L'hymne national a été copieusement sifflé lors du match de football opposant l'équipe nationale de France à celle de Tunisie. Outre le fait que l'on puisse s'interroger sur l'opportunité de jouer les hymnes nationaux lors de rencontres sportives, au risque d'en dénaturer la valeur et le sens, on ne peut que s'étonner de l'attitude de ces politiques qui jouent l'étonnement et les vierges effarouchées : après l'avoir été lors des matches contre l'Algérie et le Maroc, il ne fallait pas être grand clerc pour savoir que la Marseillaise serait conspuée hier soir.
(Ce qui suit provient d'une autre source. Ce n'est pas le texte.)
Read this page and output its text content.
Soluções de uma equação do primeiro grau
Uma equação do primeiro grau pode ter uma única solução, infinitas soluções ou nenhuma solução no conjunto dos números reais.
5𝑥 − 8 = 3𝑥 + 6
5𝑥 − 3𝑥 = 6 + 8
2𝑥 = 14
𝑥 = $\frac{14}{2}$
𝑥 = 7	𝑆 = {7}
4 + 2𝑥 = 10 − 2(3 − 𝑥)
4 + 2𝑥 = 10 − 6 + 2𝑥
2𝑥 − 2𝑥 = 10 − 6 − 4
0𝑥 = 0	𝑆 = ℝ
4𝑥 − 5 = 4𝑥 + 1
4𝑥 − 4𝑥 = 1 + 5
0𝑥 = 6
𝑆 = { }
Donc, la Marseillaise a été sifflée ; et qui plus est, par des Français, probablement d'origine tunisienne pour la plupart, mais Français assurément pour beaucoup. Et c'est là que les réactions de la classe politique dans son ensemble sont incroyables de démagogie et d'hypocrisie.
Il n'y en a pas eu un pour rattraper les autres, ils ont tous fait dans la surenchère nationaliste et sécuritaire, n'hésitant pas à flatter les instincts réactionnaires les plus bas. En moins de 24 heures, nous avons eu droit à toutes les propositions les plus absurdes, les plus inconséquentes et surtout les plus irréalisables qui soit. Entre l'arrêt des matches, l'arrestation des siffleurs, le refus de jouer contre les pays du Maghreb, l'entrée de la France dans la quatrième dimension n'était pas loin.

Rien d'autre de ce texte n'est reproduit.